• AERA Division B Curriculum Studies Outstanding Book Award, 2009
• ForeWord Magazine Book of the Year Award Finalist, 2008
• AERA Critical Issues in Curriculum & Cultural Studies SIG Early Career Award, 2008
• AERA Narrative and Research SIG Early Career Award, 2008
“Renewed my belief that it is possible to write authentic narratives about urban schools. . . . I plan to make this book required reading for my teacher education students.”
—From the Foreword by Carl A. Grant, University of Wisconsin–Madison
“Once I began reading, I couldn't put it down. The power here is in the details. It’s a marvelous, important book and is badly needed at a moment when the values it upholds are under an unrelenting assault from forces of reactionary ignorance.”
—Jonathan Kozol, author of Amazing Grace
“In a time of ever more testing and standardization, Brian Schultz demonstrates in powerful ways what the critically democratic alternative looks like. Anyone who wants to make a difference in urban education needs to read this book.”
—Michael W. Apple, author of Educating the “Right” Way
“An amazing tale of incredible fifth-grade citizen activists that reveals what education in America's inner cities could and should be.”
—Jeannie Oakes, Presidential Professor in Education Equity, UCLA
“The lessons about curriculum and teaching are powerful and the story is absolutely inspiring.”
—James A. Beane, author of A Reason to Teach
“Carr Community Academy is a crumbling elementary school in Chicago next to one of the largest and most perilous public housing projects—Cabrini Green. It also is the location of one of the more spectacular fifth-grade classes in the country.”
—Ralph Nader, consumer advocate, author, and founder, Public Citizen research group
“This fifth-grade class illustrates some important lessons about America: The neglect of the inner-city poor, the virtues of creative public service, of teaching to educate-not just to pass a test-and of perseverance.”
—Robert Siegel, All Things Considered, National Public Radio
“When city kids are thought to be nothing more than a tangle of pathologies and deficits who must be ‘saved’ by crusading, missionary teachers the result is always some form of colonization. In this extraordinary book, Brian Schultz, a courageous teacher writing here with clarity and passion, performs a radical reversal and provides an alternative.”

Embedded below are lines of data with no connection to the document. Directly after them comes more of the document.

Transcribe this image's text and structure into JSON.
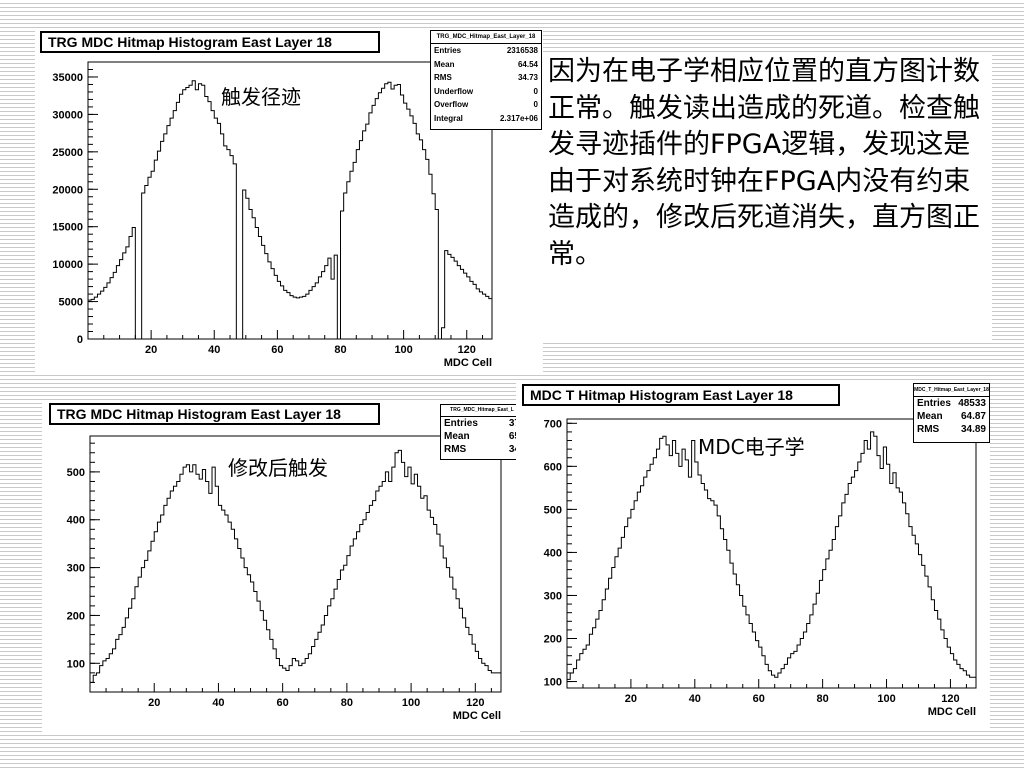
{
  "description": "因为在电子学相应位置的直方图计数正常。触发读出造成的死道。检查触发寻迹插件的FPGA逻辑，发现这是由于对系统时钟在FPGA内没有约束造成的，修改后死道消失，直方图正常。",
  "charts": [
    {
      "id": "top",
      "title": "TRG MDC Hitmap Histogram East Layer 18",
      "annotation": "触发径迹",
      "stats": {
        "name": "TRG_MDC_Hitmap_East_Layer_18",
        "rows": [
          {
            "label": "Entries",
            "value": "2316538"
          },
          {
            "label": "Mean",
            "value": "64.54"
          },
          {
            "label": "RMS",
            "value": "34.73"
          },
          {
            "label": "Underflow",
            "value": "0"
          },
          {
            "label": "Overflow",
            "value": "0"
          },
          {
            "label": "Integral",
            "value": "2.317e+06"
          }
        ]
      }
    },
    {
      "id": "bl",
      "title": "TRG MDC Hitmap Histogram East Layer 18",
      "annotation": "修改后触发",
      "stats": {
        "name": "TRG_MDC_Hitmap_East_L",
        "rows": [
          {
            "label": "Entries",
            "value": "37"
          },
          {
            "label": "Mean",
            "value": "65"
          },
          {
            "label": "RMS",
            "value": "34"
          }
        ]
      }
    },
    {
      "id": "br",
      "title": "MDC T Hitmap Histogram East Layer 18",
      "annotation": "MDC电子学",
      "stats": {
        "name": "MDC_T_Hitmap_East_Layer_18",
        "rows": [
          {
            "label": "Entries",
            "value": "48533"
          },
          {
            "label": "Mean",
            "value": "64.87"
          },
          {
            "label": "RMS",
            "value": "34.89"
          }
        ]
      }
    }
  ],
  "chart_data": [
    {
      "type": "histogram",
      "title": "TRG MDC Hitmap Histogram East Layer 18",
      "xlabel": "MDC Cell",
      "ylabel": "",
      "xlim": [
        0,
        128
      ],
      "ylim": [
        0,
        37000
      ],
      "xticks": [
        20,
        40,
        60,
        80,
        100,
        120
      ],
      "yticks": [
        0,
        5000,
        10000,
        15000,
        20000,
        25000,
        30000,
        35000
      ],
      "bin_width": 1,
      "values": [
        5200,
        5300,
        5600,
        6000,
        6400,
        6900,
        7500,
        8200,
        8900,
        9800,
        10600,
        11500,
        12300,
        13700,
        14900,
        0,
        0,
        19500,
        20500,
        21600,
        22400,
        23900,
        25100,
        26400,
        27400,
        28500,
        29500,
        30500,
        31600,
        32700,
        33300,
        33600,
        33900,
        34500,
        33300,
        34100,
        33900,
        32400,
        31700,
        30500,
        29500,
        28800,
        27400,
        25800,
        25300,
        24500,
        23400,
        0,
        0,
        19900,
        18800,
        17300,
        16200,
        14900,
        13700,
        12500,
        11400,
        10300,
        9400,
        8500,
        7700,
        7100,
        6500,
        6200,
        5800,
        5600,
        5500,
        5600,
        5700,
        6000,
        6500,
        7000,
        7500,
        8300,
        9000,
        9800,
        10800,
        8000,
        11200,
        0,
        17100,
        19500,
        21000,
        22400,
        23600,
        25300,
        26500,
        27800,
        28700,
        30200,
        31200,
        32100,
        32900,
        33500,
        34100,
        34300,
        33400,
        33900,
        34000,
        32600,
        31500,
        30700,
        29800,
        28800,
        27400,
        26600,
        25300,
        24000,
        22000,
        19400,
        17300,
        0,
        1500,
        11800,
        11300,
        10900,
        10400,
        9800,
        9300,
        8800,
        8300,
        7700,
        7300,
        6700,
        6300,
        6000,
        5700,
        5400
      ]
    },
    {
      "type": "histogram",
      "title": "TRG MDC Hitmap Histogram East Layer 18",
      "xlabel": "MDC Cell",
      "ylabel": "",
      "xlim": [
        0,
        128
      ],
      "ylim": [
        40,
        575
      ],
      "xticks": [
        20,
        40,
        60,
        80,
        100,
        120
      ],
      "yticks": [
        100,
        200,
        300,
        400,
        500
      ],
      "bin_width": 1,
      "values": [
        60,
        75,
        80,
        95,
        105,
        110,
        120,
        130,
        150,
        160,
        175,
        195,
        215,
        235,
        260,
        280,
        300,
        315,
        335,
        355,
        375,
        395,
        410,
        430,
        445,
        460,
        470,
        480,
        495,
        510,
        515,
        500,
        515,
        495,
        485,
        505,
        480,
        455,
        510,
        470,
        430,
        420,
        410,
        395,
        380,
        360,
        340,
        320,
        300,
        285,
        270,
        250,
        230,
        210,
        190,
        170,
        150,
        130,
        110,
        95,
        90,
        85,
        95,
        110,
        105,
        95,
        100,
        110,
        120,
        135,
        150,
        165,
        180,
        200,
        220,
        235,
        255,
        275,
        295,
        305,
        325,
        345,
        360,
        375,
        390,
        400,
        415,
        430,
        440,
        460,
        470,
        480,
        500,
        480,
        510,
        540,
        545,
        520,
        490,
        510,
        475,
        495,
        470,
        445,
        450,
        420,
        405,
        390,
        370,
        345,
        320,
        300,
        280,
        255,
        235,
        215,
        195,
        175,
        160,
        140,
        125,
        110,
        100,
        95,
        85,
        80,
        80,
        80
      ]
    },
    {
      "type": "histogram",
      "title": "MDC T Hitmap Histogram East Layer 18",
      "xlabel": "MDC Cell",
      "ylabel": "",
      "xlim": [
        0,
        128
      ],
      "ylim": [
        85,
        710
      ],
      "xticks": [
        20,
        40,
        60,
        80,
        100,
        120
      ],
      "yticks": [
        100,
        200,
        300,
        400,
        500,
        600,
        700
      ],
      "bin_width": 1,
      "values": [
        105,
        120,
        130,
        150,
        165,
        175,
        185,
        210,
        225,
        245,
        265,
        290,
        315,
        340,
        365,
        390,
        410,
        435,
        460,
        480,
        500,
        520,
        540,
        555,
        575,
        590,
        605,
        620,
        640,
        665,
        670,
        650,
        625,
        660,
        630,
        600,
        640,
        615,
        575,
        660,
        610,
        580,
        560,
        545,
        525,
        520,
        510,
        485,
        455,
        430,
        405,
        375,
        350,
        325,
        300,
        275,
        255,
        235,
        215,
        195,
        180,
        160,
        140,
        125,
        115,
        110,
        120,
        130,
        140,
        155,
        165,
        170,
        185,
        200,
        215,
        235,
        255,
        280,
        305,
        335,
        360,
        385,
        405,
        430,
        460,
        485,
        515,
        535,
        560,
        575,
        590,
        610,
        630,
        660,
        640,
        680,
        670,
        625,
        595,
        645,
        605,
        560,
        585,
        550,
        540,
        515,
        490,
        460,
        440,
        420,
        395,
        370,
        345,
        320,
        290,
        265,
        245,
        220,
        200,
        180,
        165,
        150,
        140,
        130,
        125,
        115,
        110,
        110
      ]
    }
  ]
}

—William Ayers, Distinguished Professor of Education, University of Illinois at Chicago, and author of To Teach
“Through their compelling school improvement efforts, Schultz and his fifth graders clearly counter the colonizing policy that says only the privileged can be educated through freedom to pursue personal interests and collective commitments.”
—William H. Schubert, University Scholar, University of Illinois at Chicago
A fresh take on what happens when a teacher says enough is enough and does the unthinkable: design a curriculum based on their students’ actual needs and aspirations. Flying in the face of reason, Brian Schultz did just that when he challenged his 5th grade class in urban Chicago to name a problem in their community that they wanted to solve. As the students of Room 405 focus on replacing their dilapidated school building, a historic voyage of repair and healing begins. Ultimately, it is their own questions and incredible accomplishments that make them realize their commitment and ability to change the world around them. This gem captures the remarkable transformations of everyone involved.
Spectacular Things Happen Along the Way is a significant reminder of the influence of our nation's determined teachers and what they can achieve whe they go against the grain of rigid curriculums and authoritarian standardized testing. Schultz’s debut work is a must-read for anyone who believes in the power of challenging convention, the authority of human compassion, and finding solutions that work for America's youth.
Brian D. Schultz is an assistant professor of education and honors faculty at Northeastern Illinois University (NEIU) in Chicago. He also taught in the Chicago Public Schools and in 2005 received the Educator of the Year Award from the Illinois Computing Educators. Brian is the recipient of 2008 Early Career Awards from the American Education Research Association in both Critical Issues in Curriculum & Cultural Studies, and Narrative & Research.